In this month’s issue of the Queue, the staff reads up on the grand opening of Dilworth Plaza in Philadelphia by OLIN, wonders at the possibilities of a man-made leaf, and gets down with Greenpeace and Reggie Watts on climate change.
CATCHING UP WITH…
- Dilworth Plaza’s makeover by OLIN (“Follow the Lines,” LAM, January 2014) opens on September 4 in Philadelphia with new transit access, a fountain (and in winter, an ice rink), art, and Cuban food in what had been a desolate sunken plaza.
- Harsh contentions arise in a current forensic audit on Great Park, designed by Ken Smith in Irvine, California (General Design Honor Award, LAM, August 2009). According to the L.A. Times, the audit finds that more than $200 million has been spent on the project, yet the park has little to show for it.
- Dezeen reports on Julian Melchiorri, a graduate of the Royal College of Art in the UK, who thinks he’s got long-distance space travel figured out with his new invention—the world’s supposedly first photosynthetic material that absorbs water and carbon dioxide to create oxygen.

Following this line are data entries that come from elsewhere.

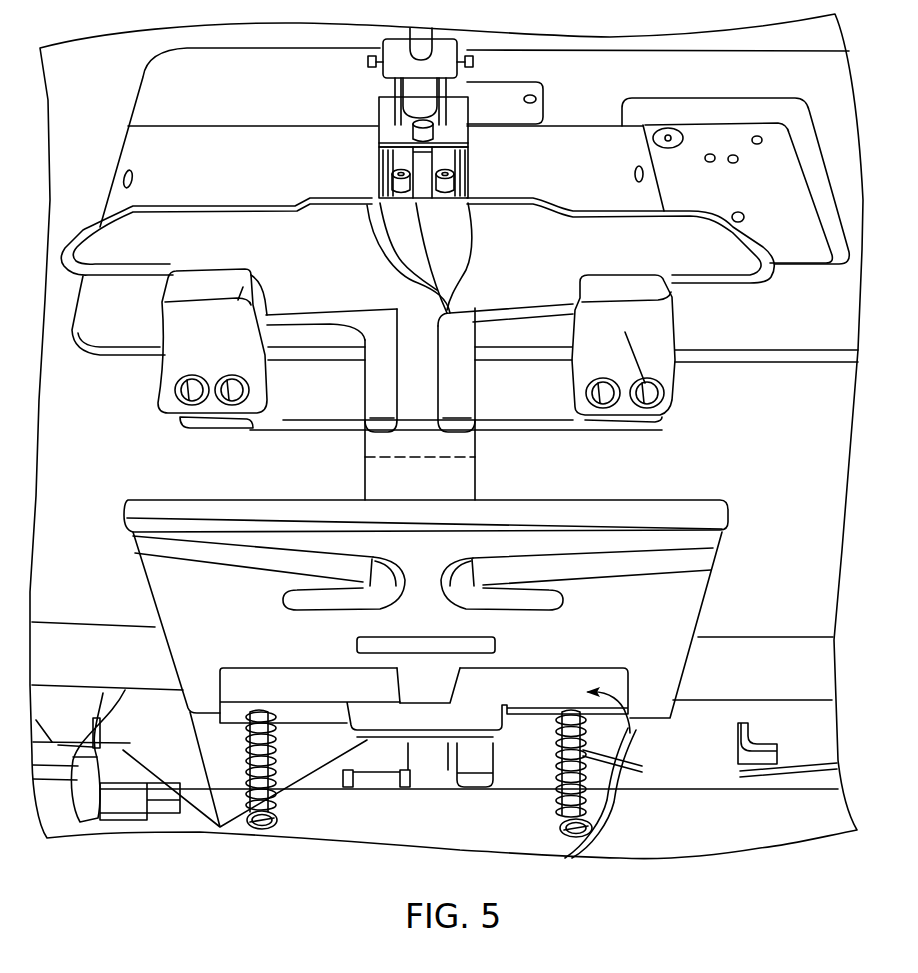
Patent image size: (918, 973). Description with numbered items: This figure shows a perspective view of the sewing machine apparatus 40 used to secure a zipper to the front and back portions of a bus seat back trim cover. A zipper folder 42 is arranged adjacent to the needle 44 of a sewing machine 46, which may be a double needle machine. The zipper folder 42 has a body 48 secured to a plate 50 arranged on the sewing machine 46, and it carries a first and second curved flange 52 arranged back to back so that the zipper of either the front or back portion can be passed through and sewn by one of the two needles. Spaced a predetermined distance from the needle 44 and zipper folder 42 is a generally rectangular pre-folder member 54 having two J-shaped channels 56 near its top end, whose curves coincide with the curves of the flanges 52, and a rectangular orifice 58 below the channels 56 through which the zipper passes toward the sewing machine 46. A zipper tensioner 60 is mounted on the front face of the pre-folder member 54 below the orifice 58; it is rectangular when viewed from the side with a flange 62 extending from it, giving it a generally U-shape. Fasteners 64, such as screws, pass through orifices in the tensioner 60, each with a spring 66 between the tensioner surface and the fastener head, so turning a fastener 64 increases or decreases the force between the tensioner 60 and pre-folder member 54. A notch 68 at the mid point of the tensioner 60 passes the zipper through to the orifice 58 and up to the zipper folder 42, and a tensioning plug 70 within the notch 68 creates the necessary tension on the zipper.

The sewing machine apparatus 40 is at (96, 491).
The zipper folder 42 is at (482, 268).
The needle 44 is at (420, 180).
The sewing machine 46 is at (252, 183).
The body 48 is at (342, 288).
The plate 50 is at (664, 394).
The curved flange 52 is at (443, 240).
The pre-folder member 54 is at (427, 590).
The channel 56 is at (282, 558).
The rectangular orifice 58 is at (430, 633).
The zipper tensioner 60 is at (633, 732).
The flange 62 is at (424, 663).
The fastener 64 is at (83, 727).
The spring 66 is at (260, 714).
The notch 68 is at (405, 698).
The tensioning plug 70 is at (430, 678).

- Looking at climate change and rising sea levels, the township of Choiseul Bay, 6.6 feet above sea level in the Solomon Islands, is moving to where it will be a little less wet in the future.
- Think pedestrian crosswalk time limits are too short? Planners in Singapore thought so, too, which is why they recently expanded their Green Man Plus program, a system that allows the elderly and disabled to activate extra time for street crossing with the use of a special card.
OUT AND ABOUT
- Lines and Nodes, a symposium and film festival that will take on media, infrastructure, and aesthetics, will take place September 19–21 in New York.
DISTRACT ME FROM MY DEADLINE DEPT.
- If you can’t find this bus stop in Baltimore, then you’re not looking hard enough.
- World’s first “unstealable” bike calls to mind claims made by a certain “unsinkable” ship.